The Art of Fielding, by Chad Harbach

The Art of Fielding
By Chad Harbach
Little, Brown
Five Stars
Reviewed by Jessica Gribble

Two chapters into The Art of Fielding, you start to think, “How can a first novel be this good?” The pace is perfect, the characters are both idiosyncratic and completely believable, and the emotions feel true throughout. Oh, yeah, and there’s baseball. As one of those people who thinks baseball is boring because the pitcher spends so much time on the mound trying to psych out the batter, I was hoping that Chad Harbach would convince me otherwise. And he absolutely did. I could see Henry’s grace on the field and hear Schwartzy’s knees creaking. I rooted for the Harpooners during games, but even more in the locker room, on the practice field, and during workouts.

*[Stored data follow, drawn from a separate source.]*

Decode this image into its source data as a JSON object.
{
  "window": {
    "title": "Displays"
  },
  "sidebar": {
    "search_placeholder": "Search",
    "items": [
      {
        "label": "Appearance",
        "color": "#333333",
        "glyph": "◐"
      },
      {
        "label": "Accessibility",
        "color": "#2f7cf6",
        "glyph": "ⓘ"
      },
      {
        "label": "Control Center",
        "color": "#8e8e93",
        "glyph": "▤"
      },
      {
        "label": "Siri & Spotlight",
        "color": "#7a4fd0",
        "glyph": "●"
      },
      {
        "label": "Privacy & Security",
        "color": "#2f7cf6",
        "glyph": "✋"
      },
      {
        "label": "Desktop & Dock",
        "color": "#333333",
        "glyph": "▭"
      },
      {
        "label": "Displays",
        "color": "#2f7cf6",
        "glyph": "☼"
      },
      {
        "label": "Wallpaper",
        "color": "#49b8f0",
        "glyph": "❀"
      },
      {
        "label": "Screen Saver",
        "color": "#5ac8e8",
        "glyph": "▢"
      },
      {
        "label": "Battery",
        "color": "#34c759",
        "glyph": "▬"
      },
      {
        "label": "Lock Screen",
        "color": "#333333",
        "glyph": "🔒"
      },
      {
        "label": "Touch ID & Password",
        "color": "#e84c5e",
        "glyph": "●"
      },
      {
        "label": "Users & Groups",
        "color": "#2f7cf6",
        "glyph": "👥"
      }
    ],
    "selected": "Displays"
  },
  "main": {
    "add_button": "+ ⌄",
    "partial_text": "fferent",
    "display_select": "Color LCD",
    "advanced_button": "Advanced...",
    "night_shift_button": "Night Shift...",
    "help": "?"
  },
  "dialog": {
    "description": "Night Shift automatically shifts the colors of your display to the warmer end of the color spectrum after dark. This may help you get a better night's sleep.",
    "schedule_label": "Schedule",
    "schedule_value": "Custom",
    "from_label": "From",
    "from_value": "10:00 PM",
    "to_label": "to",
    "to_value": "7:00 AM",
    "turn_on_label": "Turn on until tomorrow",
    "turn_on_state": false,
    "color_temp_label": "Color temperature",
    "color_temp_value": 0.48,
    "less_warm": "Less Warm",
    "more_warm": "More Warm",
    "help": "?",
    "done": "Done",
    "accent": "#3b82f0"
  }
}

The story begins with Henry Skrimshander, a puny high-school shortstop who can’t afford college. However, he’s extraordinarily good at baseball, a natural with his glove. Henry’s feelings about baseball are exemplified by a book he’s read too many times to count: The Art of Fielding, by the record-breaking shortstop Aparicio Rodriguez. It’s an Art of Motorcycle Maintenance for baseball, more concerned with the zen of the game than the details. Henry meets catcher Mike Schwartz at a summer league game, and Schwartz pulls some strings to get Henry into Westish College, where the team has been crappy forever. Schwartz tells Henry he’s going to turn it around. He spends much of the rest of the book making Henry his disciple, making him run up and down the stairs of the stadium, do pullups, lift weights, and learn to bat with power. Henry thrives under Schwartzy’s tutelage.

Guert Affenlight, while an undergrad at Westish, found some of Herman Melville’s unpublished papers. He became a Melville scholar, and when his alma mater called to offer him the presidency, he knew he’d come home. His daughter Pella, with whom he’s always been close, arrives at Westish when she leaves her husband. Affenlight is thus in his element, with his precious (albeit rootless) daughter living with him and his beloved college surrounding him. But then he falls in love with Owen Dunne, Henry’s gay roommate and teammate. As Pella struggles to build her new life, Guert struggles to make sense of his newly invigorated one. And to keep it from Pella and the other students. Then an errant throw of Henry’s changes everything, for himself, Owen, Schwartz, Pella, and Guert.

In this literary novel, whose characters care about the truth behind sports, books, and the most powerful human emotions, this turning point offers an opportunity to watch people respond to events out of their control. In the hands of a gifted writer like Harbach, it reads like this: “Affenlight felt something young well up in his chest, a thudding pain interspersed with something sweet, as if he were being dragged by an oxcart through a field of clover.”

At the beginning of the book, I had one complaint: that the names were such an obvious marker of status. The Westish College Harpooners. Guert Affelight, the president. Henry Skrimshander, the scrappy but driven outsider. Mike Schwartz, the jock. Owen Dunne is gay. By the end of the book, Harbach’s incredible talents had overwhelmed my petty concerns. The ambiance of the book, not at all harmed by the names, is both erudite and earthy.

If you’ve read Tom Wolfe’s I Am Charlotte Simmons, you know what a pompous, obviously-researched-by-talking-with-hip-confused-young-adults (but funny, vibrant, and at times brilliant) college novel is like. Once you’ve read The Art of Fielding, you’ll know what it’s like when a writer narrates a college and a baseball team so honestly you can’t believe it’s not real.